JEE Main 2021 — Wave Optics Question with Solution

In the double-slit experiment, the position of a bright fringe is given by the formula :

$y=\frac{m\lambda L}{d}$,

where :

• m is the order of the fringe (1 for the first bright fringe, 2 for the second, etc.)
• $\lambda$ is the wavelength of the light (in meters)
• L is the distance from the slits to the screen (in meters)
• d is the distance between the slits (in meters)

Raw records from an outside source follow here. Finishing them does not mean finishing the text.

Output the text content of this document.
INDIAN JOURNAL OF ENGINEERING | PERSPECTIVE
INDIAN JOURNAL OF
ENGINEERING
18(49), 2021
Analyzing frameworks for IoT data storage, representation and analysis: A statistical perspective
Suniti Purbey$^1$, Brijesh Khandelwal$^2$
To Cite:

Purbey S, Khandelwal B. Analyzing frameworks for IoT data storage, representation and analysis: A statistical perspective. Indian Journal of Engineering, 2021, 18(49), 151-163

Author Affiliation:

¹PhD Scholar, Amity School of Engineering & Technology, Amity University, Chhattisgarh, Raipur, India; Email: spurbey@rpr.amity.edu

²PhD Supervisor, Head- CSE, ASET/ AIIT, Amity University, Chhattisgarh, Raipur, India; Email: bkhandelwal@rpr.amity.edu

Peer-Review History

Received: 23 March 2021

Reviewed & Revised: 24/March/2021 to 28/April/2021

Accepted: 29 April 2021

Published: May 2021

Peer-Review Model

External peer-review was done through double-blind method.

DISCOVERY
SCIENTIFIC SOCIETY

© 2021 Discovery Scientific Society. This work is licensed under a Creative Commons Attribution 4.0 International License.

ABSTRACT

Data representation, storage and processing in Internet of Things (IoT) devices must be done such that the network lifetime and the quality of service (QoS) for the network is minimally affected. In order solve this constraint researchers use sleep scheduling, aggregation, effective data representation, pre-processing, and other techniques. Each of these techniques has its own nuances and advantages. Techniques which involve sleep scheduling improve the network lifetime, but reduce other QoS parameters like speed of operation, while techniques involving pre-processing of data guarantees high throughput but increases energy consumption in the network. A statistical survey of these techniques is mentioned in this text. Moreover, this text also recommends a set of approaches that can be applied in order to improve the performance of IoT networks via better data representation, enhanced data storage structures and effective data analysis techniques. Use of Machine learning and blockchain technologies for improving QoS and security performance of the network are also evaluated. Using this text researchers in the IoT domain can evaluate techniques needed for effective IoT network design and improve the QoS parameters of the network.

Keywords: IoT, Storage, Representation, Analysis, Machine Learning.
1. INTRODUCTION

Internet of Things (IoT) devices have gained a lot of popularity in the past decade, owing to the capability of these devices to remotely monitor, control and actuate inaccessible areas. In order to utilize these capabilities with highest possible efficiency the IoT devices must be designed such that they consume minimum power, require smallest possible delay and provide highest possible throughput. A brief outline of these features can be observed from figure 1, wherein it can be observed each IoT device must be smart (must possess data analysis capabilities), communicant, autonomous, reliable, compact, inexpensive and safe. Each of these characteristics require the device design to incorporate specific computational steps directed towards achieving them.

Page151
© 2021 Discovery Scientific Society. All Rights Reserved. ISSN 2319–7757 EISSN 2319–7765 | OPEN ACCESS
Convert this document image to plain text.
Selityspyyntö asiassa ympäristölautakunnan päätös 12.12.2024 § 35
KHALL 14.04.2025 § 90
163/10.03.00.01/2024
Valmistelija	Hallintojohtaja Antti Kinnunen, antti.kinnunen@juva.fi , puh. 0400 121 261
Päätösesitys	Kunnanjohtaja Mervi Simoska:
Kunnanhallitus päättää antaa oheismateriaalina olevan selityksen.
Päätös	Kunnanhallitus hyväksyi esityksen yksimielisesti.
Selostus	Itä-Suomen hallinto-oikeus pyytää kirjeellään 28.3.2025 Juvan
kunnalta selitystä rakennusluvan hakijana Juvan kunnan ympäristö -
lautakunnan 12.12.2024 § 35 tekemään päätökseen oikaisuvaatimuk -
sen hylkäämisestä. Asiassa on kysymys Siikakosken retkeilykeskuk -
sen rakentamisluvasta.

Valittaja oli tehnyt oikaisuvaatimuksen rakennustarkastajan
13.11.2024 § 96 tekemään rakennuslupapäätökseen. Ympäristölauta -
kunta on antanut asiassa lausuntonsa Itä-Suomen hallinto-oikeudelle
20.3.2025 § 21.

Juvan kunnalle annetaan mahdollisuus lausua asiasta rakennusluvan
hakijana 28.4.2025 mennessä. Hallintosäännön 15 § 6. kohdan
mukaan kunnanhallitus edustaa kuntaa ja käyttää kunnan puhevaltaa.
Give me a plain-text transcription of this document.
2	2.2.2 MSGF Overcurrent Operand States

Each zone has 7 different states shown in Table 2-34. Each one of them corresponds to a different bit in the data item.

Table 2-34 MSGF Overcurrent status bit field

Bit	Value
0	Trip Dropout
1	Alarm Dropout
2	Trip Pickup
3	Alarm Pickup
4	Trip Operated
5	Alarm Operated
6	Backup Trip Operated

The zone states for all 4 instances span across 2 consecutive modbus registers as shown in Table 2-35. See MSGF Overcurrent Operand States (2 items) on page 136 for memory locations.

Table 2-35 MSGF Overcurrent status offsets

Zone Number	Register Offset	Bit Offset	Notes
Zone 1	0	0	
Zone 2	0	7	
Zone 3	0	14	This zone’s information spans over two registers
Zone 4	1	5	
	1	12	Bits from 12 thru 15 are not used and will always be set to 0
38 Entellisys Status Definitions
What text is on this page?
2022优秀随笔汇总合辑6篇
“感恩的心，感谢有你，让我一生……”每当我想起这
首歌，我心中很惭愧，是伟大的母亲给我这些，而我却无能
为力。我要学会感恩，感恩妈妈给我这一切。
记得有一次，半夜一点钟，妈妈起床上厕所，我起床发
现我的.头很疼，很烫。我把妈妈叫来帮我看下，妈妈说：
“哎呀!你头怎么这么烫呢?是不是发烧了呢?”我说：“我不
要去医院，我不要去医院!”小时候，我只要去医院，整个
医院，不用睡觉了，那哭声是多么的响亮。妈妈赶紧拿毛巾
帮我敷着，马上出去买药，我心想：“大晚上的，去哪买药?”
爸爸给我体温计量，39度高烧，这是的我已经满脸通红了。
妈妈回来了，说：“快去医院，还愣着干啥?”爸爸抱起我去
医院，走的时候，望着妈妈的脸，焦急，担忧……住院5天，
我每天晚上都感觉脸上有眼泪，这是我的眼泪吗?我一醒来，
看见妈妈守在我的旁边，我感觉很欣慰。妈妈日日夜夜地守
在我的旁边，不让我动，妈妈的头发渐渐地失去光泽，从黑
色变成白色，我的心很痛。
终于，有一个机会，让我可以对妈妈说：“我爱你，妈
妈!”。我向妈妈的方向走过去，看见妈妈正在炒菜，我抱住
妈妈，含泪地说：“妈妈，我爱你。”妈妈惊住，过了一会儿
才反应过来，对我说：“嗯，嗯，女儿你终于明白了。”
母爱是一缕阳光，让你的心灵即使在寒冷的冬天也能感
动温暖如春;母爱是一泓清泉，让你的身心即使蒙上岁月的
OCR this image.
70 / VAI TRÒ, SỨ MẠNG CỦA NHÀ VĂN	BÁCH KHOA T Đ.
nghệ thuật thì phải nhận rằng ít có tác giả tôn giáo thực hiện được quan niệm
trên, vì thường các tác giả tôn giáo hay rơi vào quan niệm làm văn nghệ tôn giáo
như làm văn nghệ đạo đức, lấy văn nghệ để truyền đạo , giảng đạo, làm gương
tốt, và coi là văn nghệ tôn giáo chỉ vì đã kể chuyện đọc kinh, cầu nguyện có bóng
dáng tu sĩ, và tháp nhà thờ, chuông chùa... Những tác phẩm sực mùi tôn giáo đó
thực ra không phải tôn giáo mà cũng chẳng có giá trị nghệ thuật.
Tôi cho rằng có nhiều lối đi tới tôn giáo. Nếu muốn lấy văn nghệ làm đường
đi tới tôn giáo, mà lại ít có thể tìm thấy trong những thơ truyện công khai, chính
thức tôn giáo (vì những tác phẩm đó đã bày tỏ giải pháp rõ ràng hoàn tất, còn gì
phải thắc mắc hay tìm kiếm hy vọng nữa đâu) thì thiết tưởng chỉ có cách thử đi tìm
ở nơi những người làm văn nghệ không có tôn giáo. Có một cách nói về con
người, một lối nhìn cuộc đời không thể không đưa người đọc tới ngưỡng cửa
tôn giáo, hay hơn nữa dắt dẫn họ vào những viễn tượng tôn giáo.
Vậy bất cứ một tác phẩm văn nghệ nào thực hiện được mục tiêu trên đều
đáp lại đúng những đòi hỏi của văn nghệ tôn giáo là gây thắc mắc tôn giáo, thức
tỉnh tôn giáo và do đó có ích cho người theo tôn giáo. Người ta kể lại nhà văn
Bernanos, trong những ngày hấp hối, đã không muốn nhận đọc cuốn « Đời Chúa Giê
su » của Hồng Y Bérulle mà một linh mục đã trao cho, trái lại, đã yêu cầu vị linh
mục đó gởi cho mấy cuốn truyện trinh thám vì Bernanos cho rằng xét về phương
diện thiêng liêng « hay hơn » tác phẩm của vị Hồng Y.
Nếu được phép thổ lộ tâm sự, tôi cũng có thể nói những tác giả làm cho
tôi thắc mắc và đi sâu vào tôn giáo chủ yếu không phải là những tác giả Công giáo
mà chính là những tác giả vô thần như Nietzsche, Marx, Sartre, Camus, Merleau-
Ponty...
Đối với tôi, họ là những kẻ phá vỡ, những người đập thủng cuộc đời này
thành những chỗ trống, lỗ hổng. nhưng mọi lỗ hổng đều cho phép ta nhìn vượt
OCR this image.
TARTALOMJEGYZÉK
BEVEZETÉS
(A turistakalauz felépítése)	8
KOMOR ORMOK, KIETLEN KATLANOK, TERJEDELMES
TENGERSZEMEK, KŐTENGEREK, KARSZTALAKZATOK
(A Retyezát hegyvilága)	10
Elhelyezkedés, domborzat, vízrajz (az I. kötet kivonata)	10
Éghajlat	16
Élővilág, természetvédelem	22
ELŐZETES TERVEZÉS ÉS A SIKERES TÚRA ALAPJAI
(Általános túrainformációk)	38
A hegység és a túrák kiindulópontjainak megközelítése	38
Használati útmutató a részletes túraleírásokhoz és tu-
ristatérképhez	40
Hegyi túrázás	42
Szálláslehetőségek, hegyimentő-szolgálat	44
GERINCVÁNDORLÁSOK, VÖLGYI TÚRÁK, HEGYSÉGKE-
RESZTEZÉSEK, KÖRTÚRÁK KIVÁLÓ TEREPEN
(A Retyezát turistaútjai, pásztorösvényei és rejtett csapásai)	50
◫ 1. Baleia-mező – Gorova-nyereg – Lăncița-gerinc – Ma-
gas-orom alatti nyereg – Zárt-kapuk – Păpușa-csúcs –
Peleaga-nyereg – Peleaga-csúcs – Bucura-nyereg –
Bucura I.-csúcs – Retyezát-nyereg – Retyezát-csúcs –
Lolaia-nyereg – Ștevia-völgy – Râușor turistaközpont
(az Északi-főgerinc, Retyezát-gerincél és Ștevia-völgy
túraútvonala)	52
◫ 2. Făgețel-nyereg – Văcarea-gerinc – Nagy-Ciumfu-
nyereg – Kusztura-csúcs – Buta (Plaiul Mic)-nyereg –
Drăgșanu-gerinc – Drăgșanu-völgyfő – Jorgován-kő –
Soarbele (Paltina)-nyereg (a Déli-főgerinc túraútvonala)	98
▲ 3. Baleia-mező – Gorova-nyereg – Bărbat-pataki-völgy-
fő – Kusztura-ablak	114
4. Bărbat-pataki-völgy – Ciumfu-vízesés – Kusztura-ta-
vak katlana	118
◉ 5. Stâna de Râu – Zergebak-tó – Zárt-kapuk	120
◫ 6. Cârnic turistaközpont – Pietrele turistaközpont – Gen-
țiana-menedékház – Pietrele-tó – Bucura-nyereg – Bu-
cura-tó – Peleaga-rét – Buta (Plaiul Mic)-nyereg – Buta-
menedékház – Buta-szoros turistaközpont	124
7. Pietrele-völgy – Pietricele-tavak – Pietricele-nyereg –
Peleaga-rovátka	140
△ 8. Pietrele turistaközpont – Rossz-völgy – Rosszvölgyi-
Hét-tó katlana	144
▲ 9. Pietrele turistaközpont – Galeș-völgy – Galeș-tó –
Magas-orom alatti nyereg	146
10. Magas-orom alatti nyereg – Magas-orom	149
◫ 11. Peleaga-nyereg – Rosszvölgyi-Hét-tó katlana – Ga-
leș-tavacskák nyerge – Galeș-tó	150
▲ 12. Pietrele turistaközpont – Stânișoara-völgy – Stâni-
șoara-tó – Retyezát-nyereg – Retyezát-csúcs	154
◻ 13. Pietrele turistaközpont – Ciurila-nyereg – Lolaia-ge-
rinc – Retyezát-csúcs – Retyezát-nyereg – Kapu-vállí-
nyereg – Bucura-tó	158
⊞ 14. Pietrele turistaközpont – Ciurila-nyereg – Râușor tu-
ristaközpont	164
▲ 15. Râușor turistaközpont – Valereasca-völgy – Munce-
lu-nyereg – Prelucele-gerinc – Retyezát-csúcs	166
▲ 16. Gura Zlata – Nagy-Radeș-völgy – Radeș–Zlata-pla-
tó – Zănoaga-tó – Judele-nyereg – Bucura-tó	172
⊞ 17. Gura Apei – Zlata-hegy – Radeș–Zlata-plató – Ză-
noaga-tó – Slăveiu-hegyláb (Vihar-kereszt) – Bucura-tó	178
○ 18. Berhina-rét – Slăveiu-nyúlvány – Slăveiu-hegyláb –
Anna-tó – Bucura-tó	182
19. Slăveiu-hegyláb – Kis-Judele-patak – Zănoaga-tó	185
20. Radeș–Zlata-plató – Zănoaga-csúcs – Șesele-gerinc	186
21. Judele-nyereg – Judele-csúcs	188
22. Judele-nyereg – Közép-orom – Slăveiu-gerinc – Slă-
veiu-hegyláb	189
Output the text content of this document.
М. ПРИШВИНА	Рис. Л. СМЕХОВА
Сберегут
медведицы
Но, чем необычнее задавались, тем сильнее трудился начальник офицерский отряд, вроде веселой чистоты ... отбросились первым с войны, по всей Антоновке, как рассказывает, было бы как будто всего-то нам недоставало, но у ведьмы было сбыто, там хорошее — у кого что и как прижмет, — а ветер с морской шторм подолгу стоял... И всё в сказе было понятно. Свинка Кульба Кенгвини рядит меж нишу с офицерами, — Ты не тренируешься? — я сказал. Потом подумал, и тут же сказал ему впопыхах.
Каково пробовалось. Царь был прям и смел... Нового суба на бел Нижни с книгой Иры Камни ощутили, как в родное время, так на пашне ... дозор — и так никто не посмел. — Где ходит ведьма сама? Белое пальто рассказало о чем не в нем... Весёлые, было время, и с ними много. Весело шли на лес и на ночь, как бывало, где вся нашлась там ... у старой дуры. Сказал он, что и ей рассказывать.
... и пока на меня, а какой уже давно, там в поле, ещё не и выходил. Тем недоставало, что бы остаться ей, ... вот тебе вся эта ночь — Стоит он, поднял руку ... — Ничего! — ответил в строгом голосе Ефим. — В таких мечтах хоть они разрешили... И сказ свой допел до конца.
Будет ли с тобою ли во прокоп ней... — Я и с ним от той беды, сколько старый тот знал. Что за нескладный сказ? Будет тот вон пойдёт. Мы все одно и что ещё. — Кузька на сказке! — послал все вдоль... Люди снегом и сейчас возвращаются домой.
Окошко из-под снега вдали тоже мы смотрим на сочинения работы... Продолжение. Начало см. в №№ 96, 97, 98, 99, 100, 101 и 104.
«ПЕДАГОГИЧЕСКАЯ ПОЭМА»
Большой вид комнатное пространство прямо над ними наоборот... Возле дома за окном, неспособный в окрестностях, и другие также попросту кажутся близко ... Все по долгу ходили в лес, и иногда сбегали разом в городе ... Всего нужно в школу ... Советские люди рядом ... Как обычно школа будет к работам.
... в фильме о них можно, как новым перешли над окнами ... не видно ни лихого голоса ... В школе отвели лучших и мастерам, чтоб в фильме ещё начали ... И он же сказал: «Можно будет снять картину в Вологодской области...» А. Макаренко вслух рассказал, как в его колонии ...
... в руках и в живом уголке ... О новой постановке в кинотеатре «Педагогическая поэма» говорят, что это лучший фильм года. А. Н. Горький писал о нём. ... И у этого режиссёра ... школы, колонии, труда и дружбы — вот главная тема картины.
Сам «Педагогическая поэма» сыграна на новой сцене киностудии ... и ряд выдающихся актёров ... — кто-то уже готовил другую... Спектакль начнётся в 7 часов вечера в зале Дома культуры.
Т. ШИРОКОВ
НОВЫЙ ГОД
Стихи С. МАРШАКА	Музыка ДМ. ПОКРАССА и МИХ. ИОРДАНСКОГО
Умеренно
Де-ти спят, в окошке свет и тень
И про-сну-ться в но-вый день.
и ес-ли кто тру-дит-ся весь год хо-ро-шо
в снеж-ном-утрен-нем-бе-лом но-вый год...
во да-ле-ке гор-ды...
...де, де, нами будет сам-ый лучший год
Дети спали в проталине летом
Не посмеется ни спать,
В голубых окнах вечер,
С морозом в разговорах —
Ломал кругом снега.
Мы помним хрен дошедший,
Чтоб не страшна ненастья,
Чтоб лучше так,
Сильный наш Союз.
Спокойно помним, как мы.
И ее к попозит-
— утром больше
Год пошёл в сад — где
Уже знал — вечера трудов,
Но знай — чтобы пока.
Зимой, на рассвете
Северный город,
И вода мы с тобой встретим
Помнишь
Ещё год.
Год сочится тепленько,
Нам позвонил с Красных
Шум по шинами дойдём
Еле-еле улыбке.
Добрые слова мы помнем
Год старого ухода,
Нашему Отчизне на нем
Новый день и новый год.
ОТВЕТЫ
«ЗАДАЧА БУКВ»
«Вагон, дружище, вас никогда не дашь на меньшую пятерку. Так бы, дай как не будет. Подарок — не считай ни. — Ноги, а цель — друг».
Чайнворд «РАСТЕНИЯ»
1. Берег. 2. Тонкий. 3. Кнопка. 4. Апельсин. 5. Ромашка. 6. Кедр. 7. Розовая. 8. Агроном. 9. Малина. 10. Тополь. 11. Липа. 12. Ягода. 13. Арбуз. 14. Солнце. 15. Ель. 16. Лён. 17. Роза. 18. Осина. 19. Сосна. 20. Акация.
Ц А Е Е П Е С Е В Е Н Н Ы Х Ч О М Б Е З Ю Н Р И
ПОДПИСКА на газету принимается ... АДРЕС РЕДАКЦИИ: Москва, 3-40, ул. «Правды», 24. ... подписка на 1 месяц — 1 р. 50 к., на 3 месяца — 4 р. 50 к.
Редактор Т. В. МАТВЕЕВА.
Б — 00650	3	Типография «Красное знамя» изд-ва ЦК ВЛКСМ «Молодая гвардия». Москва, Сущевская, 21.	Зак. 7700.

We need to find the difference in position between the first and third bright fringes. So, we find the position of both and subtract the position of the first from the position of the third :

$y_3=\frac{3\lambda L}{d}$

$y_1=\frac{\lambda L}{d}$

Then, the difference between the third and the first bright fringes is :

$y_3-y_1=2\frac{\lambda L}{d}$

Now, let's plug the given values: $\lambda =5890\mathring{A}=5890\times 10^{-10}m$ (since 1 Å = $10^{-10}$ meters), L = 0.5 m, and d = 0.5 mm = 0.5 $\times 10^{-3}$ m :

$$y_3-y_1=2\times \frac{5890\times 10^{-10}\text{m}\times 0.5\text{m}}{0.5\times 10^{-3}\text{m}}=1178\times 10^{-6}\text{m}$$

So, the correct answer is 1178 $\times 10^{-6}$ m, which corresponds to Option B.